PIQUA — A local manufacturer is closing its doors after more than a century of business.
On Thursday afternoon, Orr Felt closed.
“Today is the last day,” Melody Weaver, president of the union at Orr Felt, said. “The writing’s been on the wall for a long time.”
Weaver first started working at Orr Felt shortly after she graduated high school. She worked there for nine years before taking a break when she had her kids. Weaver then went back to work at Orr Felt in 1985 and has been with them for 31 years.
“They’ve been so good to me, so I’ve got no complaints,” Weaver said.
Weaver added that it is the industry itself that has been taking a hit.
“It’s just the paper industry,” Weaver said. “It’s just tough competition.”
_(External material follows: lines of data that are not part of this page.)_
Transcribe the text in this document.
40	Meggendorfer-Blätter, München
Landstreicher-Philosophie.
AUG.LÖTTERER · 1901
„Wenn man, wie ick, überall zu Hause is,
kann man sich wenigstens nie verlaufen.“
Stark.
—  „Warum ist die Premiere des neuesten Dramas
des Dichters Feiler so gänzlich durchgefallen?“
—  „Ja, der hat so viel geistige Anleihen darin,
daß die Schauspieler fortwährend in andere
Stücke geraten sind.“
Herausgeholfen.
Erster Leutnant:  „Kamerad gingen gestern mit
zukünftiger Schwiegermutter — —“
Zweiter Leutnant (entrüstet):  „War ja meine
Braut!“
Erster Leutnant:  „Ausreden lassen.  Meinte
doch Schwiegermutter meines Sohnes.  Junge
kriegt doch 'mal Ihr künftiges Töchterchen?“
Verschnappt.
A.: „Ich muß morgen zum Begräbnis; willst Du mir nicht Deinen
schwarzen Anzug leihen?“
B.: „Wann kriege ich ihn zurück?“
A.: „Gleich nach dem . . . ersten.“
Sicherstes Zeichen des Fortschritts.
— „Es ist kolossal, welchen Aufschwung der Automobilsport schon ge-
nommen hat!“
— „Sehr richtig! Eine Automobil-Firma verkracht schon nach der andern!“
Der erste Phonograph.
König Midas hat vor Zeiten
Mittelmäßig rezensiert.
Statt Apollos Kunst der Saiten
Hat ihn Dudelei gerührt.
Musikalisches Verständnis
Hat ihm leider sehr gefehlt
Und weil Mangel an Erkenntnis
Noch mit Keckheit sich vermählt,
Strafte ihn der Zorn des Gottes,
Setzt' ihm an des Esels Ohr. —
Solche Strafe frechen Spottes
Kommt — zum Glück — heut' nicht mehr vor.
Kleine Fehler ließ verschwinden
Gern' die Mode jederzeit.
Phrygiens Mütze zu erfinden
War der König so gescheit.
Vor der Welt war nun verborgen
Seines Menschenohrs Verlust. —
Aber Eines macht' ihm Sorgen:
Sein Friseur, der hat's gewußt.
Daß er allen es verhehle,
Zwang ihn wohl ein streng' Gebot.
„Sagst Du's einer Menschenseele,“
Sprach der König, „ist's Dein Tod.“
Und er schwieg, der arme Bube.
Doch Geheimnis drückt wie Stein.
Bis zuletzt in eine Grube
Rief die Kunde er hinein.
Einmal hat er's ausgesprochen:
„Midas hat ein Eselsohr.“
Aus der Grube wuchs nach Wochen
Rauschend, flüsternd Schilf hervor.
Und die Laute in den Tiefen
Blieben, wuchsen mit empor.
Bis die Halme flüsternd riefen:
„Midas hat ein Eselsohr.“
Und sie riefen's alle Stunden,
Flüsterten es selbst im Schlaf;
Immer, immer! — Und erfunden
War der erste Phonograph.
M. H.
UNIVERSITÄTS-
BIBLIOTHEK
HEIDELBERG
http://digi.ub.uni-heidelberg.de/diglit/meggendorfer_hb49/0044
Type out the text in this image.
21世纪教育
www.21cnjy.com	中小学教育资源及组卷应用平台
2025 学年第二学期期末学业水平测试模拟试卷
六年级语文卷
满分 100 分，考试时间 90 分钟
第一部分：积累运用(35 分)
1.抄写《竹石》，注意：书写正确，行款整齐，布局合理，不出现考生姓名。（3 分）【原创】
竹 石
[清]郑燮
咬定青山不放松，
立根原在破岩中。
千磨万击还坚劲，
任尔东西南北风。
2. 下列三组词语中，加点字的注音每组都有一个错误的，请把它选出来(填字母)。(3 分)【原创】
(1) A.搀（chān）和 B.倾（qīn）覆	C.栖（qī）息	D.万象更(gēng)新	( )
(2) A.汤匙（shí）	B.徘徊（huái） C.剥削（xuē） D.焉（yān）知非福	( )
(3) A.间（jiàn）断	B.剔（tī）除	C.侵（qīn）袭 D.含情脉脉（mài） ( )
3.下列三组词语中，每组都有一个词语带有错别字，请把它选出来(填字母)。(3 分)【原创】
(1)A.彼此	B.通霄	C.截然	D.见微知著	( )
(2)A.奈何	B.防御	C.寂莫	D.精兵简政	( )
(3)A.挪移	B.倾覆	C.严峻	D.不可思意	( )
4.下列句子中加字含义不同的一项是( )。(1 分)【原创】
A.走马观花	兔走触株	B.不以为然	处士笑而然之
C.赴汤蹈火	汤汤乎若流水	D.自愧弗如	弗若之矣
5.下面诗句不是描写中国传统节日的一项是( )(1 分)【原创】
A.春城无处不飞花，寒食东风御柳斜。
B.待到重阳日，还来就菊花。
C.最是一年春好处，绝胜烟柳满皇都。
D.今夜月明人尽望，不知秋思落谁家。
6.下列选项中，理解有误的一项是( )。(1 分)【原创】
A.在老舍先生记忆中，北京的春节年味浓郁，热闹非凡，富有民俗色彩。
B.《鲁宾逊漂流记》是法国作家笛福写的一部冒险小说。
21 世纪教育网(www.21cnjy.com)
Weaver added that for some employees, unfortunately, the plant closing did take them by surprise.
“I think everybody will come out OK in the end,” Weaver said.
She said she did not forsee any of the former employees there having trouble getting another job. Weaver said the company brought in outside representatives on Thursday to help the employees with the transition and inform them about different job and learning opportunities. According to Weaver, Orr Felt had 27 union employees.
“We’ve got a great workforce,” Weaver said. “I think most of them will find a job soon.”
As for Weaver’s personal plans now that Orr Felt is closed, she said that she is going to take a couple weeks to take care of some medical issues and then jump right back into the workforce.
“I’ve enjoyed it,” Weaver said about her time at Orr Felt. “Met a lot of good people.”
Orr Felt traces its history to 1848, when Young and Yeager Textiles in Piqua, one of the first textile companies in the Midwest, began producing woolen fabrics, fleeces and coarse materials.
In 1901, A.M. Orr and his father, Colonel W.P. Orr bought the company and reorganized it as the Orr Felt Company, manufacturing blankets and papermaker’s felt.
The 1913 flood caused extensive damage to the plant and equipment. After repairs were completed, the plant was scheduled to reopen. The day before reopening, the plant was destroyed by fire. Following rebuilding, the company discontinued the manufacture of worsteds, a type of wool yarn.
The company maintained slow, steady growth during the Depression.
During World War II, The Orr Felt Company produced about 250,000 blankets for the Army and Navy, plus olive drab woolen lining, which was used in military sleeping bags.
In 1964, under new owner Dimitri P. Nicholas, the company reorganized and replaced old machinery with modern production equipment. In 1990, Nicholas sold the company to his family. Today, his son, Dimitri M. Nicholas was president and retained sole ownership of the company until its closing.